However, when it comes to assigning polemics to students without hesitation, I…hesitate. Again, the issue lies in recognizing (or, for most students, being told) that one is reading a polemic. When one reads a polemical novel, one is often engaging, in some measure, with politics dressed up as story, and it is through this lens and with this caveat that such works must be read—even (maybe especially!) when they are about topics with which one agrees. As in many things, I prefer to defer to Aristotle, who, in the third section of Book I of the Nicomachean Ethics, cautions against young people engaging in politics before they first learn enough of life to provide context:
Now each man judges well the things he knows, and of these he is a good judge. And so the man who has been educated in a subject is a good judge of that subject, and the man who has received an all-round education is a good judge in general. Hence a young man is not a proper hearer of lectures on political science; for he is inexperienced in the actions that occur in life, but its discussions start from these and are about these; and, further, since he tends to follow his passions, his study will be vain and unprofitable, because the end aimed at is not knowledge but action. And it makes no difference whether he is young in years or youthful in character; the defect does not depend on time, but on his living, and pursuing each successive object, as passion directs.
Of course, the implicit answer is to encourage young people (and ourselves) to read not less but more—and to read with the knowledge that their own interests, passions, neuroses, and inertias might be unseen participants in the process. Paradoxically, it may be by reading more that we can even start to read. Rand becomes much less profound, and perhaps more enjoyable, after one reads the Aristotle, Hugo, and Nietzsche who made her, and I certainly drew on American history (economic and political) and elements of continental philosophy, as well as other works of Steinbeck and the Lost Generation, when reading The Grapes of Wrath. Yet, as Aristotle implies, young people haven’t had the time—and, more importantly, the metaphysical and rhetorical training and self-discipline—to develop such reflection as readers (he said humbly and as a lifelong student, himself). Indeed, as an instructor I see this not as an obstacle but an opportunity—to teach students that there is much more to effective reading and understanding than they might expect, and that works of literature stand not as ancillary to the process of history but as loci of its depiction, reflection, and motivation.
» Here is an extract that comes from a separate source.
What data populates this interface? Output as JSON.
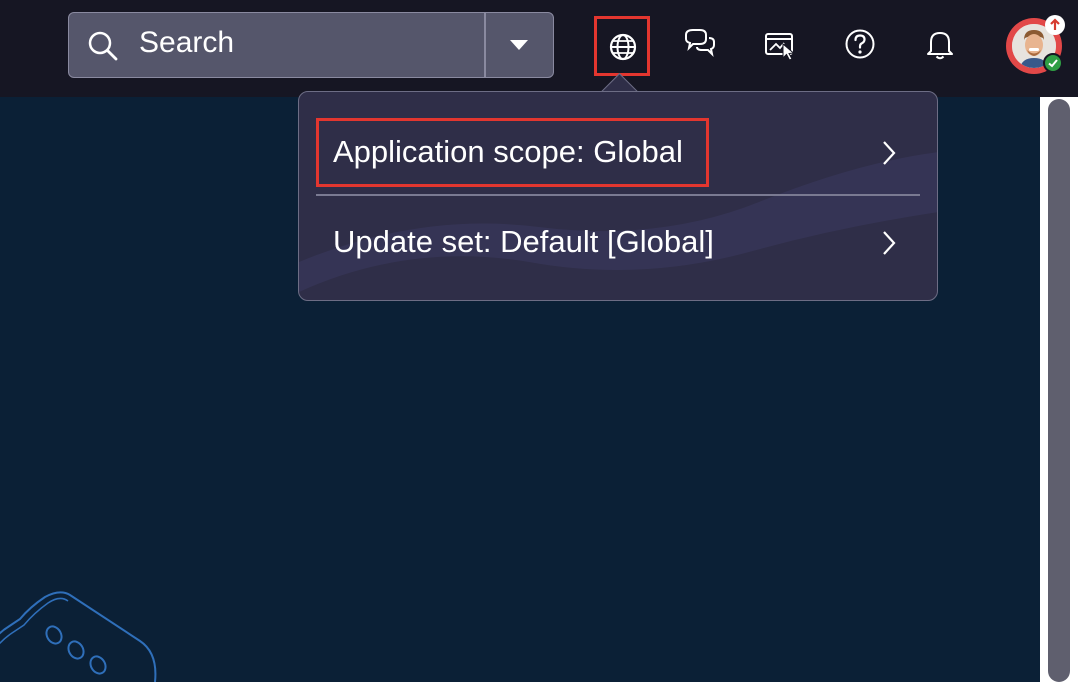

Perhaps I’m exaggerating my case. I have, after all, taught polemical novels to students (Anthem among them, as well as, most recently, 1984 to a middle schooler), and a novel I’ve written and am trying to get published is, itself, at least partially polemical on behalf of keeping Shakespeare in the university curriculum. Indeed, Dostoevsky’s polemical burlesque of the psychology behind Russian socialism, Devils, or The Possessed, so specifically predicted the motives and method of the Russian Revolution (and any other socialist revolution) more than fifty years before it happened that it should be required reading. Nonetheless, because the content and aim of a work requires a different context for teaching, a unit on Devils or The Grapes of Wrath would look very different from one on, say, The Great Gatsby. While the latter definitely merits offering background to students, the former would need to include enough background on the history and perspectives involved to be able to recognize them. The danger of omitting background from Fitzgerald would be an insufficient understanding of and immersion in the plot, of Steinbeck, an insufficient knowledge of the limits of and possible counters to the argument.
Part of the power and danger of polemical art lies in its using a fictional milieu to carry an idea that is not meant to be taken as fiction. The willing suspension of disbelief that energizes the former is what allows the latter idea to slip in as palatable. This can produce one of at least two results, both, arguably, artistic aberrations: either the idea is caught and disbelief is not able to be suspended, rendering the artwork feeling preachy or propagandistic, or the audience member gives him or herself over to the work completely and, through the mythic capability of the artistic medium, becomes uncritically possessed by the idea, deriving an identity from it while believing they are merely enjoying and defending what they believe to be great art. I am speaking from more than a bit of reflection: whenever I see some millennial on Twitter interpret everything through the lens of Harry, Ron, and Hermione, I remember mid-eye-roll that I once did the same with Dagny, Francisco, and Hank.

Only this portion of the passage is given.